The Evil Compiler
The Evil Compiler
This code include 2 core statement
cout<<*str<<endl;
cout<<*str++<<endl;
But it will give a different result
cout<<*str<<endl<<*str++<<endl;
Run this code in VS2013
#include <iostream>
using namespace std;
int main()
{
char* str = "abcdefg";
char* str_h = str;
// 1st statement
cout <<"*str= "<< *str << " pos= " << str - str_h<<endl;
// 2nd statement
cout << "*str++= " << *str++ << " pos= " << str - str_h << endl;
cout<<"pos= " <<str - str_h <<endl;
cout << endl<< "str = str_0" << endl << endl;
str = str_h;
// 3rd statement
cout << "*str= " << *str << " pos= " << str - str_h << endl
<< "*str++= " << *str++ << " pos= " << str - str_h << endl;
cout<<"pos= " <<str - str_h <<endl;
char t;
cin >> t;
return 1;
}
Here is the result:
VS2013
The 3rd statement give an obvious wrong.
cout<< *str <<endl<< *str++ <<endl;
I believe this is the compilier doing. I guess the compiler try to optimize the increment(++) operation by execute the statement with ++ first. So the code execution sequence is
//cout<<*str<<endl<<*str++<<endl;
*str // the last one, so the output is 'a'
str++ //
*str // the first one
g++4.8.2
For g++ even the 2nd statement is “wrong” When execute
cout << "*str++=" << *str++ << " pos= " << str - str_h << endl;
the output str - str_h should be executed after str++, so it’s pos should be 1
But here str - str_h is obviously executed after str++, so it’s pos is 0;
Then in the next line, the pos afterwards is 1
Reference
But in this case, I guess sequence point doesn’t matter, because the computation of *str
and *str++
individually are well defined. But it is the sequence of executing them make the difference.

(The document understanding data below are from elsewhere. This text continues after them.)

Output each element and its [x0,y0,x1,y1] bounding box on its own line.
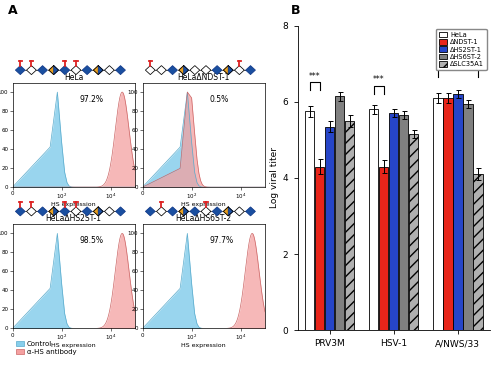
Polygon shape [26,66,36,75]
Bar [345,121,354,330]
Polygon shape [190,66,200,75]
Polygon shape [54,207,59,216]
Text: B: B [291,4,300,17]
Polygon shape [246,66,256,75]
Polygon shape [246,207,256,216]
Text: ***: *** [373,75,384,84]
X-axis label: HS expression: HS expression [182,343,226,348]
Text: A: A [8,4,17,17]
Y-axis label: Log viral titer: Log viral titer [270,148,278,208]
Text: 98.5%: 98.5% [80,236,104,246]
Polygon shape [146,66,155,75]
Polygon shape [98,66,103,75]
Bar [464,104,472,330]
Bar [474,174,482,330]
Bar [305,111,314,330]
Polygon shape [234,66,244,75]
Polygon shape [224,66,228,75]
Polygon shape [16,207,25,216]
Polygon shape [54,66,59,75]
Polygon shape [228,66,233,75]
Legend: Control, α-HS antibody: Control, α-HS antibody [16,341,76,355]
Polygon shape [94,66,98,75]
Polygon shape [156,66,166,75]
Title: HeLa: HeLa [64,73,84,82]
X-axis label: HS expression: HS expression [52,202,96,207]
Polygon shape [168,207,177,216]
Bar [369,109,378,330]
Polygon shape [98,207,103,216]
Bar [389,113,398,330]
Legend: HeLa, ΔNDST-1, ΔHS2ST-1, ΔHS6ST-2, ΔSLC35A1: HeLa, ΔNDST-1, ΔHS2ST-1, ΔHS6ST-2, ΔSLC3… [436,29,486,70]
Polygon shape [116,66,126,75]
Polygon shape [234,207,244,216]
Polygon shape [104,207,115,216]
Polygon shape [82,207,92,216]
Polygon shape [71,66,81,75]
Polygon shape [94,207,98,216]
Bar [325,127,334,330]
Polygon shape [116,207,126,216]
Polygon shape [212,207,222,216]
Bar [454,94,462,330]
X-axis label: HS expression: HS expression [182,202,226,207]
Polygon shape [201,207,211,216]
Polygon shape [71,207,81,216]
Polygon shape [82,66,92,75]
Polygon shape [228,207,233,216]
Polygon shape [146,207,155,216]
Polygon shape [179,207,184,216]
Bar [379,167,388,330]
Title: HeLaΔHS2ST-1: HeLaΔHS2ST-1 [46,214,102,223]
Polygon shape [184,66,188,75]
X-axis label: HS expression: HS expression [52,343,96,348]
Bar [335,96,344,330]
Text: 97.2%: 97.2% [80,95,104,104]
Title: HeLaΔHS6ST-2: HeLaΔHS6ST-2 [176,214,232,223]
Polygon shape [60,66,70,75]
Polygon shape [190,207,200,216]
Polygon shape [49,207,54,216]
Polygon shape [49,66,54,75]
Title: HeLaΔNDST-1: HeLaΔNDST-1 [178,73,230,82]
Polygon shape [212,66,222,75]
Text: 0.5%: 0.5% [210,95,229,104]
Polygon shape [179,66,184,75]
Bar [444,98,452,330]
Polygon shape [184,207,188,216]
Bar [399,115,408,330]
Polygon shape [224,207,228,216]
Polygon shape [104,66,115,75]
Polygon shape [26,207,36,216]
Text: 97.7%: 97.7% [210,236,234,246]
Polygon shape [201,66,211,75]
Polygon shape [156,207,166,216]
Bar [315,167,324,330]
Polygon shape [16,66,25,75]
Text: ***: *** [452,58,464,67]
Polygon shape [38,66,48,75]
Bar [433,98,442,330]
Bar [409,134,418,330]
Polygon shape [60,207,70,216]
Polygon shape [38,207,48,216]
Text: ***: *** [309,72,320,80]
Polygon shape [168,66,177,75]
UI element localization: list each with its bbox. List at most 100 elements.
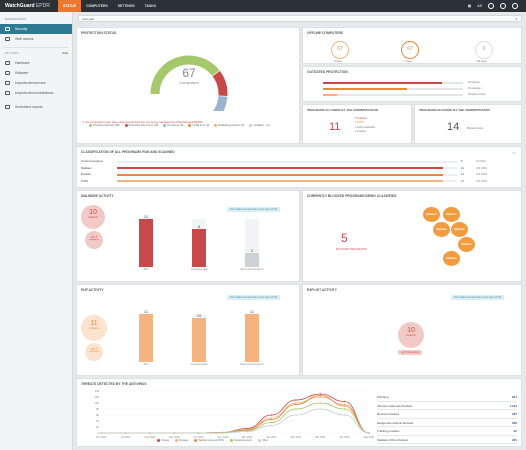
data-point[interactable]: [295, 399, 297, 401]
classification-row[interactable]: PUPs 11 (33.33%): [81, 179, 519, 184]
series-line[interactable]: [101, 408, 370, 434]
settings-icon[interactable]: [488, 3, 494, 9]
period-select[interactable]: Last year ▾: [78, 15, 522, 22]
data-point[interactable]: [148, 432, 151, 434]
gauge-segment[interactable]: [213, 95, 228, 111]
gauge-segment[interactable]: [212, 70, 228, 96]
data-point[interactable]: [319, 396, 322, 398]
comment-icon[interactable]: ▭: [512, 150, 516, 155]
allowed-being-classified[interactable]: 1 being classified: [355, 125, 375, 129]
account-icon[interactable]: [512, 3, 518, 9]
malware-computers-circle[interactable]: on 2 computers: [85, 231, 103, 249]
data-point[interactable]: [319, 393, 322, 395]
legend-item[interactable]: Suspicious items: [230, 439, 252, 442]
data-point[interactable]: [343, 408, 346, 410]
activity-bar[interactable]: [245, 252, 259, 267]
exploit-computers-label[interactable]: on 8 computers: [398, 350, 422, 355]
blocked-count[interactable]: 5: [341, 231, 348, 245]
exploit-incidents-circle[interactable]: 10 Incidents: [398, 322, 424, 348]
sidebar-item-unprotected-workstations[interactable]: Unprotected workstations...: [0, 88, 72, 98]
data-point[interactable]: [124, 432, 127, 434]
list-item[interactable]: Tracking cookies 30: [377, 427, 517, 436]
malware-bubble[interactable]: Malware: [451, 222, 468, 237]
data-point[interactable]: [368, 432, 370, 434]
data-point[interactable]: [319, 402, 322, 404]
series-line[interactable]: [101, 395, 370, 434]
restart-bar-fill[interactable]: [323, 94, 337, 96]
tab-status[interactable]: STATUS: [58, 0, 82, 12]
data-point[interactable]: [343, 405, 346, 407]
tab-computers[interactable]: COMPUTERS: [86, 4, 108, 8]
brand-logo[interactable]: WatchGuard EPDR: [5, 3, 50, 9]
legend-item[interactable]: Hacking tools and PUPs: [194, 439, 224, 442]
malware-bubble[interactable]: Malware: [443, 251, 460, 266]
list-item[interactable]: Devices blocked 287: [377, 410, 517, 419]
tab-tasks[interactable]: TASKS: [144, 4, 156, 8]
data-point[interactable]: [343, 414, 346, 416]
allowed-count[interactable]: 11: [329, 121, 341, 133]
protection-gauge[interactable]: [77, 36, 301, 111]
data-point[interactable]: [270, 414, 273, 416]
unmanaged-alert[interactable]: ⚠ 10 computers have been discovered that…: [82, 120, 297, 124]
legend-item[interactable]: Viruses: [157, 439, 169, 442]
malware-bubble[interactable]: Malware: [433, 222, 450, 237]
protection-bar-fill[interactable]: [323, 82, 442, 84]
legend-item[interactable]: Other: [257, 439, 268, 442]
legend-item[interactable]: Protection with errors (10): [124, 124, 158, 127]
legend-item[interactable]: Installing... (4): [249, 124, 270, 127]
classification-row[interactable]: Trusted programs 0 (0.00%): [81, 159, 519, 164]
sidebar-item-scheduled-reports[interactable]: Scheduled reports: [0, 102, 72, 112]
offline-3-days[interactable]: 67: [331, 41, 349, 59]
allowed-malware[interactable]: 5 malware: [355, 117, 367, 120]
activity-bar[interactable]: [139, 314, 153, 362]
activity-bar[interactable]: [139, 219, 153, 267]
allowed-pups[interactable]: 3 PUPs: [355, 121, 364, 125]
help-icon[interactable]: [500, 3, 506, 9]
add-list-button[interactable]: Add: [62, 51, 68, 55]
data-point[interactable]: [343, 403, 346, 406]
data-point[interactable]: [270, 421, 273, 424]
list-item[interactable]: Malware URLs blocked 281: [377, 436, 517, 444]
data-point[interactable]: [319, 394, 322, 397]
classification-row[interactable]: Malware 11 (33.33%): [81, 166, 519, 171]
data-point[interactable]: [270, 417, 273, 419]
data-point[interactable]: [100, 432, 102, 434]
data-point[interactable]: [222, 432, 224, 434]
series-line[interactable]: [101, 402, 370, 434]
gauge-segment[interactable]: [150, 55, 220, 95]
sidebar-item-web-access[interactable]: Web access: [0, 34, 72, 44]
pup-computers-circle[interactable]: on 2 computers: [85, 343, 103, 361]
user-initials[interactable]: AS: [477, 4, 482, 8]
data-point[interactable]: [319, 408, 322, 410]
malware-bubble[interactable]: Malware: [423, 207, 440, 222]
offline-30-days[interactable]: 0: [475, 41, 493, 59]
data-point[interactable]: [343, 400, 346, 403]
pup-incidents-circle[interactable]: 11 Incidents: [81, 315, 107, 341]
legend-item[interactable]: Spyware: [174, 439, 188, 442]
data-point[interactable]: [295, 403, 297, 406]
activity-bar[interactable]: [192, 318, 206, 362]
data-point[interactable]: [173, 432, 175, 434]
legend-item[interactable]: Install error (4): [188, 124, 209, 127]
sidebar-item-hardware[interactable]: Hardware: [0, 58, 72, 68]
offline-7-days[interactable]: 67: [401, 41, 419, 59]
blocked-count[interactable]: 14: [447, 121, 460, 133]
data-point[interactable]: [295, 402, 297, 404]
list-item[interactable]: Dangerous actions blocked 289: [377, 419, 517, 427]
activity-bar[interactable]: [192, 228, 206, 267]
legend-item[interactable]: Disabled protection (5): [214, 124, 244, 127]
sidebar-item-unprotected-servers[interactable]: Unprotected servers: [0, 78, 72, 88]
data-point[interactable]: [270, 424, 273, 427]
data-point[interactable]: [295, 408, 297, 410]
grid-icon[interactable]: ▦: [467, 4, 472, 8]
activity-bar[interactable]: [245, 314, 259, 362]
data-point[interactable]: [246, 430, 248, 433]
data-point[interactable]: [295, 414, 297, 416]
list-item[interactable]: Intrusion attempts blocked 1,043: [377, 402, 517, 410]
classification-row[interactable]: Exploits 11 (33.33%): [81, 172, 519, 177]
malware-incidents-circle[interactable]: 10 Incidents: [81, 205, 105, 229]
legend-item[interactable]: Properly protected (35): [89, 124, 120, 127]
knowledge-bar-fill[interactable]: [323, 88, 407, 90]
sidebar-item-software[interactable]: Software: [0, 68, 72, 78]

- This answer observes that just because the
++
comes after the variable does not mean that the increment happens late. The increment can happen as early as the compiler likes as long as the compiler ensures that the original value is used.
Conclusion
The reason of this strange behavior is that the statement is an Undefined Behavior(UB). So there is no standard to define the execution of this statement. Thus the compiler could do whatever to optimize the code and in both MSVC and GCC does optimization in a way we didn’t expect.
Update
It turns out that C++ primer (5th edition) already covered this.